Your argument commits a category error: you conflate the surface-level inference procedure (autoregressive token prediction) with the underlying causal mechanism producing hallucinations — but Source 3 (arXiv) explicitly identifies that hallucinations stem from training and evaluation procedures that "reward guessing over acknowledging uncertainty," a driver that categorically does not govern correct outputs, meaning the shared pipeline you cite is merely the delivery channel, not the generative cause. Furthermore, your reliance on Source 5 (arXiv: "Unified Token Prediction") is critically undermined by its own low corroborating authority relative to Source 1 (PMC), which stresses that distinguishing prompting-induced from model-internal hallucinations "is essential for developing effective mitigation strategies" — a distinction that would be meaningless if both correct and hallucinated outputs truly shared the same underlying mechanism, as you claim.
Argument against
The claim collapses under scrutiny because multiple high-authority sources establish that hallucinations arise from distinct, separable causal mechanisms — not a single shared one: Source 1 (PMC) explicitly distinguishes "prompting-induced hallucinations" from "model-internal hallucinations" caused by architecture, pretraining data distribution, or inference behavior, stressing that "distinguishing between these two causes is essential," while Source 3 (arXiv) identifies a specific, independent mechanism — training and evaluation procedures that "reward guessing over acknowledging uncertainty" — as the statistical root cause of hallucinations, a driver that does not govern correct outputs. Furthermore, Source 7 (Temple CIS) differentiates "false memorization" from "false generalization" as distinct hallucination-producing processes, and Source 8 (CSET Georgetown) notes that fine-tuning can alter output types without eliminating harmful capabilities, demonstrating that correct and hallucinated outputs respond differently to interventions — which would be impossible if they truly shared the same underlying mechanism.

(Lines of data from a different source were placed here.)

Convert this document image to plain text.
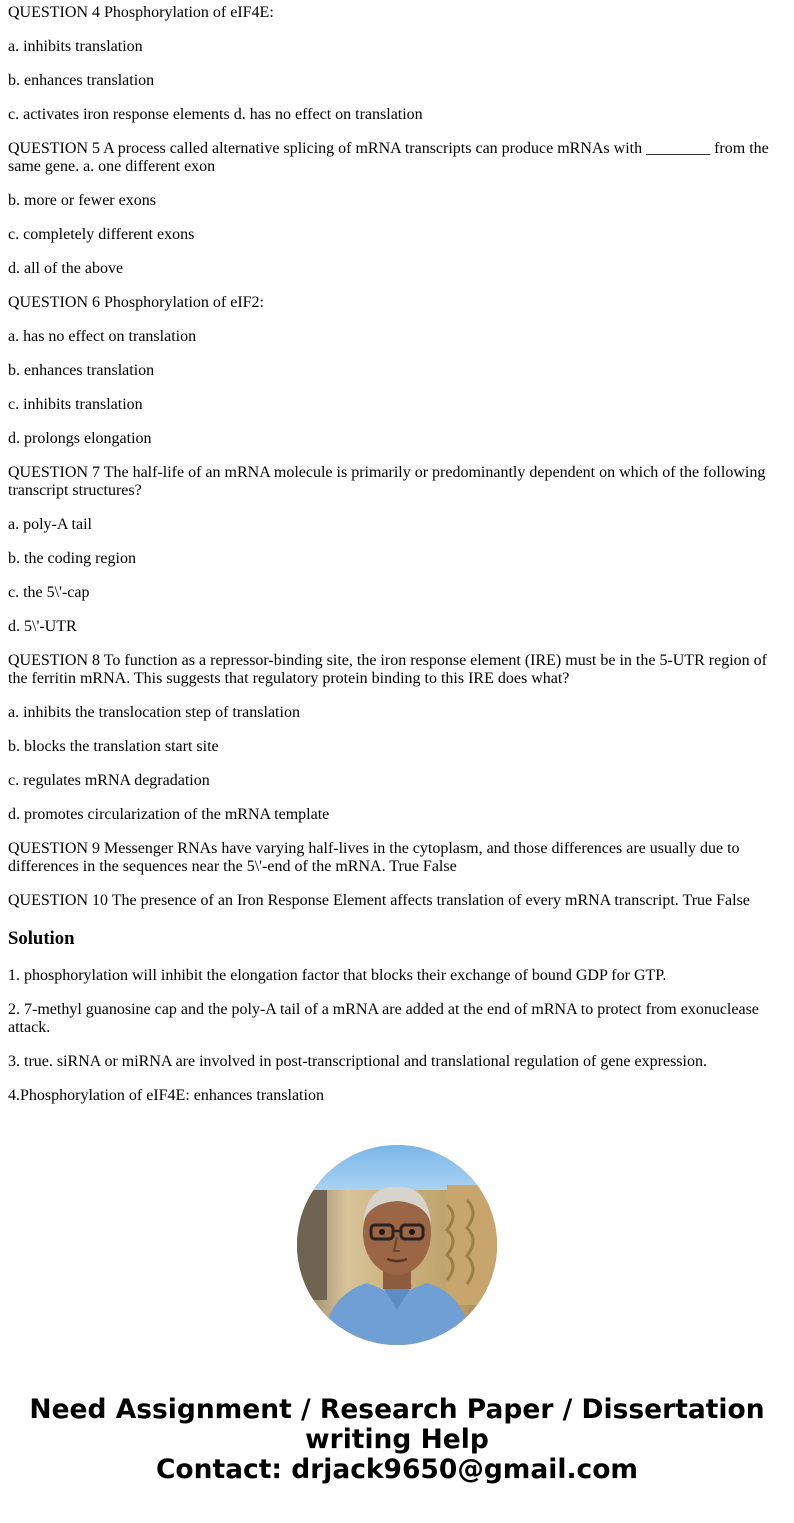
QUESTION 4 Phosphorylation of eIF4E:

a. inhibits translation

b. enhances translation

c. activates iron response elements d. has no effect on translation

QUESTION 5 A process called alternative splicing of mRNA transcripts can produce mRNAs with ________ from the same gene. a. one different exon

b. more or fewer exons

c. completely different exons

d. all of the above

QUESTION 6 Phosphorylation of eIF2:

a. has no effect on translation

b. enhances translation

c. inhibits translation

d. prolongs elongation

QUESTION 7 The half-life of an mRNA molecule is primarily or predominantly dependent on which of the following transcript structures?

a. poly-A tail

b. the coding region

c. the 5\'-cap

d. 5\'-UTR

QUESTION 8 To function as a repressor-binding site, the iron response element (IRE) must be in the 5-UTR region of the ferritin mRNA. This suggests that regulatory protein binding to this IRE does what?

a. inhibits the translocation step of translation

b. blocks the translation start site

c. regulates mRNA degradation

d. promotes circularization of the mRNA template

QUESTION 9 Messenger RNAs have varying half-lives in the cytoplasm, and those differences are usually due to differences in the sequences near the 5\'-end of the mRNA. True False

QUESTION 10 The presence of an Iron Response Element affects translation of every mRNA transcript. True False

Solution

1. phosphorylation will inhibit the elongation factor that blocks their exchange of bound GDP for GTP.

2. 7-methyl guanosine cap and the poly-A tail of a mRNA are added at the end of mRNA to protect from exonuclease attack.

3. true. siRNA or miRNA are involved in post-transcriptional and translational regulation of gene expression.

4.Phosphorylation of eIF4E: enhances translation

Need Assignment / Research Paper / Dissertation writing Help
Contact: drjack9650@gmail.com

You're conflating “different causes/contexts that increase hallucination risk” with “a different generation mechanism”: Source 1's prompting-induced vs model-internal split and Source 7's false memorization vs false generalization are taxonomies of failure modes, but they still play out through the same inference-time next-token generation pipeline described as unified token prediction (Source 5) rather than a separate hallucination engine. And your reading of Source 3 and Source 8 commits a causal leap—training that “rewards guessing” (Source 3) and fine-tuning that shifts output tendencies without removing capabilities (Source 8) describe how the single learned probability distribution is shaped and steered, not evidence that correct outputs are produced by a fundamentally different underlying mechanism than hallucinations (Source 5, Source 9).